Q: What do you dislike most about your job?


A Man and His Bike
A: Telephones!  [laughs]  Orders and stuff like that. It’s just one of those things. I just don’t like dealing with phones.  I've been dealing with them since I came in and I've never been able to shake them.  It's really not that big a deal, just one of those things.

Q: What skills have you added to your portfolio since you came here in 1981?

A: Let's see… People skills.  A lot of financial skills, dealing with the budgets and stuff and actually coming in on budget. Computers: basic programs, nothing special, like DDC and the Siemens controls for the building.  So, yeah, I've learned a lot.  I've developed a lot of skills here.

Q: What do you foresee for the next twenty-two years?

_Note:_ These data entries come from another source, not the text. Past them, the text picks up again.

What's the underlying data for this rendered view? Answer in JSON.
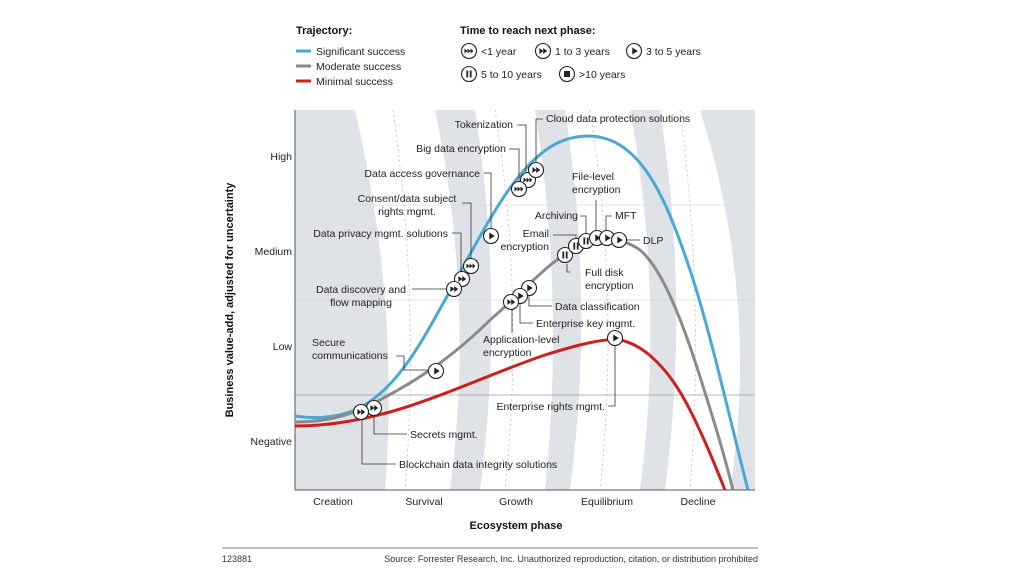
{
  "legend": {
    "trajectory_title": "Trajectory:",
    "trajectory": [
      {
        "label": "Significant success",
        "color": "#4ba8d5"
      },
      {
        "label": "Moderate success",
        "color": "#8a8a8a"
      },
      {
        "label": "Minimal success",
        "color": "#cc1f1f"
      }
    ],
    "time_title": "Time to reach next phase:",
    "time": [
      {
        "label": "<1 year",
        "icon": "triple-arrow"
      },
      {
        "label": "1 to 3 years",
        "icon": "double-arrow"
      },
      {
        "label": "3 to 5 years",
        "icon": "play"
      },
      {
        "label": "5 to 10 years",
        "icon": "pause"
      },
      {
        "label": ">10 years",
        "icon": "stop"
      }
    ]
  },
  "axes": {
    "ylabel": "Business value-add, adjusted for uncertainty",
    "xlabel": "Ecosystem phase",
    "y_ticks": [
      "High",
      "Medium",
      "Low",
      "Negative"
    ],
    "x_ticks": [
      "Creation",
      "Survival",
      "Growth",
      "Equilibrium",
      "Decline"
    ]
  },
  "technologies": [
    {
      "label": "Tokenization",
      "icon": "triple-arrow",
      "trajectory": "Significant success"
    },
    {
      "label": "Cloud data protection solutions",
      "icon": "double-arrow",
      "trajectory": "Significant success"
    },
    {
      "label": "Big data encryption",
      "icon": "triple-arrow",
      "trajectory": "Significant success"
    },
    {
      "label": "Data access governance",
      "icon": "play",
      "trajectory": "Significant success"
    },
    {
      "label": "Consent/data subject rights mgmt.",
      "icon": "triple-arrow",
      "trajectory": "Significant success"
    },
    {
      "label": "Data privacy mgmt. solutions",
      "icon": "double-arrow",
      "trajectory": "Significant success"
    },
    {
      "label": "Data discovery and flow mapping",
      "icon": "double-arrow",
      "trajectory": "Significant success"
    },
    {
      "label": "Secure communications",
      "icon": "play",
      "trajectory": "Moderate success"
    },
    {
      "label": "File-level encryption",
      "icon": "play",
      "trajectory": "Moderate success"
    },
    {
      "label": "Archiving",
      "icon": "pause",
      "trajectory": "Moderate success"
    },
    {
      "label": "MFT",
      "icon": "play",
      "trajectory": "Moderate success"
    },
    {
      "label": "Email encryption",
      "icon": "pause",
      "trajectory": "Moderate success"
    },
    {
      "label": "DLP",
      "icon": "play",
      "trajectory": "Moderate success"
    },
    {
      "label": "Full disk encryption",
      "icon": "pause",
      "trajectory": "Moderate success"
    },
    {
      "label": "Data classification",
      "icon": "play",
      "trajectory": "Moderate success"
    },
    {
      "label": "Enterprise key mgmt.",
      "icon": "play",
      "trajectory": "Moderate success"
    },
    {
      "label": "Application-level encryption",
      "icon": "double-arrow",
      "trajectory": "Moderate success"
    },
    {
      "label": "Enterprise rights mgmt.",
      "icon": "play",
      "trajectory": "Minimal success"
    },
    {
      "label": "Secrets mgmt.",
      "icon": "double-arrow",
      "trajectory": "Moderate success"
    },
    {
      "label": "Blockchain data integrity solutions",
      "icon": "double-arrow",
      "trajectory": "Moderate success"
    }
  ],
  "footer": {
    "id": "123881",
    "source": "Source: Forrester Research, Inc. Unauthorized reproduction, citation, or distribution prohibited"
  }
}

A: Fishing and motorcycle riding. [laughs]  No, I don’t know.  I think I’ve got about fifteen years left.  I think there’s just a lot of stuff going on, a lot of buildings going up, new things happening.  The department is continuing to change.  It’ll be interesting to see what happens, see the science.  I mean, I hear a lot about it.  I don’t ask a lot of questions but I know its happening and I know there’s a lot of stuff on the cutting edge around here.

The bottom line is I don’t know what's next.  I mean, we’ve got [Professor] Jim Wang's retirement.  That’s when it starts to hit you: when you start to see some of the things that happen in the department, people leaving, professors start retiring.  I was talking to Jim, we were just talking about different things and you can feel the sentiment.  I’ve been here…it feels like since I’ve been a kid.  So it does have an emotional effect on you. There are emotional ties to things here.